Cinq ans après le voyage historique de Jean Paul II

L’Isla n’est pas faite pour l’isolement


En 1998, le Pape demanda au monde de s’ouvrir à Cuba et à Cuba de s’ouvrir au monde. Qu’est-ce qui a changé depuis lors? Dans cette interview, c’est Isidro Gómez Santos, ambassadeur cubain près le Saint-Siège, qui parle, entre autres, des rapports entre l’Église catholique et le gouvernement de La Havane


par Gianni Gardinale


Woytila avec Fidel Castro

Woytila avec Fidel Castro

En janvier 1998, Jean Paul II fut le premier Souverain Pontife à effectuer une visite à Cuba.
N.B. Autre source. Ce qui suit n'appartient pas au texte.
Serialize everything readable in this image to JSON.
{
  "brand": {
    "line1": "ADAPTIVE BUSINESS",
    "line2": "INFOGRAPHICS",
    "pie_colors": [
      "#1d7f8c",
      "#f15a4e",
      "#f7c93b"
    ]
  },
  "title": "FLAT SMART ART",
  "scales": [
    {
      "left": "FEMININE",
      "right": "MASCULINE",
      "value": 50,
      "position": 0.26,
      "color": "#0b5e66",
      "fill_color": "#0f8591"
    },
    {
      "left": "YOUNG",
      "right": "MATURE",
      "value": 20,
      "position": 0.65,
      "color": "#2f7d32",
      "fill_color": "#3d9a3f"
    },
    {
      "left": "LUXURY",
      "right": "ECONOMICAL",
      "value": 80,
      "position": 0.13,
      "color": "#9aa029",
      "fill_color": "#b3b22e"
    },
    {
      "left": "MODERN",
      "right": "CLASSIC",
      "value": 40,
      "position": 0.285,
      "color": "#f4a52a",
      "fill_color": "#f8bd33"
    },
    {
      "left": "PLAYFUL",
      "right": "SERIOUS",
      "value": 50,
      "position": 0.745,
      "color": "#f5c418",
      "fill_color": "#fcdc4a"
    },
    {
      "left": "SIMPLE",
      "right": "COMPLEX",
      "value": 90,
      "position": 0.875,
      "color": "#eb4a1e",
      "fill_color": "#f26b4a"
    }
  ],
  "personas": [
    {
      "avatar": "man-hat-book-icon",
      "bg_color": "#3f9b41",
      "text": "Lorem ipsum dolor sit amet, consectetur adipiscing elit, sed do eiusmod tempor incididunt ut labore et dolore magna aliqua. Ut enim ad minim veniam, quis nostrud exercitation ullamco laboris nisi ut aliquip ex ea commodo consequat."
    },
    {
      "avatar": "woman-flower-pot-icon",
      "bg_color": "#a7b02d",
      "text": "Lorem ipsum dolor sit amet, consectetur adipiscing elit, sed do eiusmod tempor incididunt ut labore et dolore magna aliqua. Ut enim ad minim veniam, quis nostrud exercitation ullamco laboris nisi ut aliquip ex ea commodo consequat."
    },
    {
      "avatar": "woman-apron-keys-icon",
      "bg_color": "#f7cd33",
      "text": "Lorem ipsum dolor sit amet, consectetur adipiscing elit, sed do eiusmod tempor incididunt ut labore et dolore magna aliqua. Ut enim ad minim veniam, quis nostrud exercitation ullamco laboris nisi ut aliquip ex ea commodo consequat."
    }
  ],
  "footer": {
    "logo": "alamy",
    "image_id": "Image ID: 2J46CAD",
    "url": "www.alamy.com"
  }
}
Cinq ans après cette visite historique dans la Perle des Caraïbes, 30Jours a posé quelques questions à l’ambassadeur Isidro Gómez Santos, représentant de La Havane près le Saint-Siège depuis 1999. Le diplomate cubain, soixante-cinq ans, a été, avant de recevoir cette charge, premier secrétaire de l’ambassade près le Saint-Siège (1972-1974) et conseiller d’ambassade auprès du Quirinal (1987-1990). De 1975 à 1987 et de 1991 à 1999, il a travaillé comme fonctionnaire du Bureau des affaires religieuses auprès du Comité central du PC cubain.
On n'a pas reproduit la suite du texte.